Нас выводили на площадь.

Мы попали сначала в узкий проход между большими поленницами дров.

Для того чтобы построить всех нас в порядок, надо было выйти на открытое место. По-видимому, каждая часть процессии избрала свой способ для этого, потому что, когда мы вышли на площадь, за поленницами, против Миллионной улицы не все арестованные и стражники оказались налицо и подтягивались с разных сторон.

Цепь в том месте, где находился я, перелезла через полуразобранную поленницу. Другая часть, видимо, двинулась вперед по проходу.

— Давайте я вам помогу, — услышал я неожиданно от матроса.

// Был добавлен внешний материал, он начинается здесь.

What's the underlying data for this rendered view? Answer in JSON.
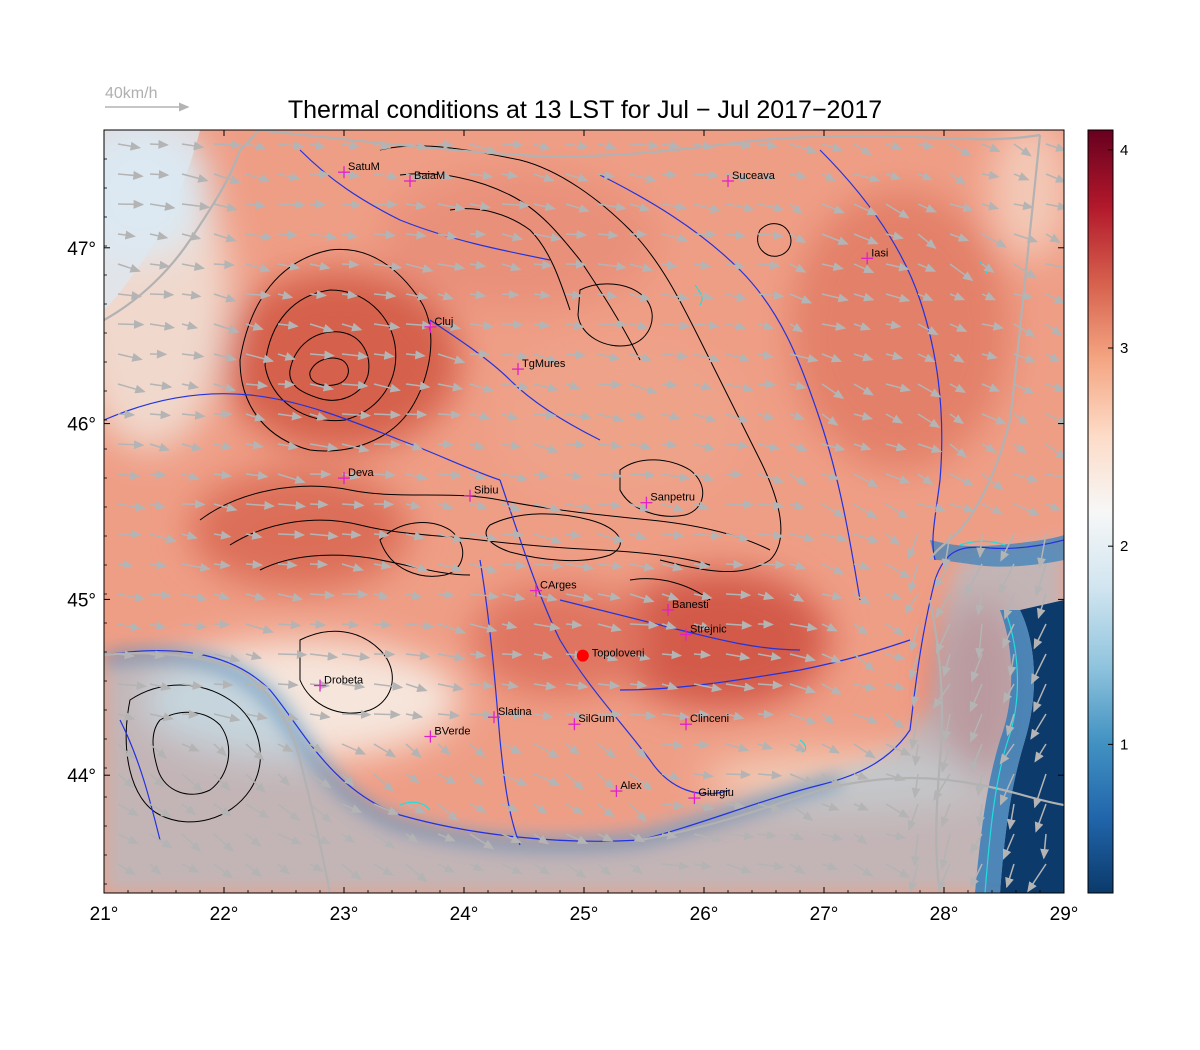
{
  "title": "Thermal conditions at 13 LST for Jul − Jul  2017−2017",
  "wind_scale": {
    "label": "40km/h"
  },
  "axes": {
    "lon_range": [
      21,
      29
    ],
    "lat_range": [
      43.33,
      47.67
    ],
    "lon_ticks": [
      {
        "value": 21,
        "label": "21°"
      },
      {
        "value": 22,
        "label": "22°"
      },
      {
        "value": 23,
        "label": "23°"
      },
      {
        "value": 24,
        "label": "24°"
      },
      {
        "value": 25,
        "label": "25°"
      },
      {
        "value": 26,
        "label": "26°"
      },
      {
        "value": 27,
        "label": "27°"
      },
      {
        "value": 28,
        "label": "28°"
      },
      {
        "value": 29,
        "label": "29°"
      }
    ],
    "lat_ticks": [
      {
        "value": 44,
        "label": "44°"
      },
      {
        "value": 45,
        "label": "45°"
      },
      {
        "value": 46,
        "label": "46°"
      },
      {
        "value": 47,
        "label": "47°"
      }
    ]
  },
  "colorbar": {
    "range": [
      0.25,
      4.1
    ],
    "ticks": [
      {
        "value": 1,
        "label": "1"
      },
      {
        "value": 2,
        "label": "2"
      },
      {
        "value": 3,
        "label": "3"
      },
      {
        "value": 4,
        "label": "4"
      }
    ],
    "colors": [
      "#0b3a6b",
      "#2166ac",
      "#4393c3",
      "#92c5de",
      "#d1e5f0",
      "#f7f7f7",
      "#fddbc7",
      "#f4a582",
      "#d6604d",
      "#b2182b",
      "#67001f"
    ]
  },
  "stations": [
    {
      "name": "SatuM",
      "lon": 23.0,
      "lat": 47.43
    },
    {
      "name": "BaiaM",
      "lon": 23.55,
      "lat": 47.38
    },
    {
      "name": "Suceava",
      "lon": 26.2,
      "lat": 47.38
    },
    {
      "name": "Iasi",
      "lon": 27.36,
      "lat": 46.94
    },
    {
      "name": "Cluj",
      "lon": 23.72,
      "lat": 46.55
    },
    {
      "name": "TgMures",
      "lon": 24.45,
      "lat": 46.31
    },
    {
      "name": "Deva",
      "lon": 23.0,
      "lat": 45.69
    },
    {
      "name": "Sibiu",
      "lon": 24.05,
      "lat": 45.59
    },
    {
      "name": "Sanpetru",
      "lon": 25.52,
      "lat": 45.55
    },
    {
      "name": "CArges",
      "lon": 24.6,
      "lat": 45.05
    },
    {
      "name": "Banesti",
      "lon": 25.7,
      "lat": 44.94
    },
    {
      "name": "Strejnic",
      "lon": 25.85,
      "lat": 44.8
    },
    {
      "name": "Drobeta",
      "lon": 22.8,
      "lat": 44.51
    },
    {
      "name": "Slatina",
      "lon": 24.25,
      "lat": 44.33
    },
    {
      "name": "SilGum",
      "lon": 24.92,
      "lat": 44.29
    },
    {
      "name": "Clinceni",
      "lon": 25.85,
      "lat": 44.29
    },
    {
      "name": "BVerde",
      "lon": 23.72,
      "lat": 44.22
    },
    {
      "name": "Alex",
      "lon": 25.27,
      "lat": 43.91
    },
    {
      "name": "Giurgiu",
      "lon": 25.92,
      "lat": 43.87
    }
  ],
  "highlight_site": {
    "name": "Topoloveni",
    "lon": 24.99,
    "lat": 44.68,
    "color": "#ff0000"
  }
}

— Спасибо, не надо. Полезайте, я не отстану. А потом опять возьму вас за кушак…

— Берите.

Перелезли. Здесь, очевидно, новая толпа. Опять те же вопросы, те же ответы и те же приветствия…

— Ну, товарищи, стой! Все ли на месте? Пересчитайте арестованных! — крикнул кто-то.

Начался беспорядочный счет в разных концах. В разных местах выкликали фамилии.

— Двенадцать.

— Как двенадцать?! Девятнадцать должно быть!

— Не двенадцать: пятерых же только нет — четырнадцать!

— Уже пять удрали! Вот черти! И куда их вести, зачем вести?! Пятеро убежало, все убегут! Братцы, переколоть их здесь!

— Товарищи, тише, перестаньте, — успокаивала стража. — Никуда они не убегут! Куда бежать? Сейчас всех соберем!

Стали перекликаться. Опять стали называть арестованных по фамилиям. Мы отвечали «здесь».

Толпа волновалась. Погромное настроение росло. Стража — и матросы и красногвардейцы — уговаривали и успокаивали, иногда покрикивали…

— И откуда вы их выцарапали?! Куда они там забрались?!

— Они ловки! — объяснял кто-то. — Забрались себе — не сразу сыщешь. Нас расстреливают, а они себе попивают коньячок!

— С бабами, поди!

— Будет вам, товарищи! Что зря болтать? Никакого коньяку не было!..

— Ну, что, все налицо?

— Все, кажется, все… Вот еще подошли!.. Это кто? Ливеровский? Ну теперь все. Девятнадцать!

— Это кто, кто Ливеровский?

— Министр путей сообщения.

— Который?

— А вот.

— Эх, хоть разок ударить!

Прежде чем Ливеровский успел войти в цепь, тяжелая солдатская рука опустилась ему на затылок. Он вскочил к нам, едва удержавшись на ногах, и прошел впереди меня.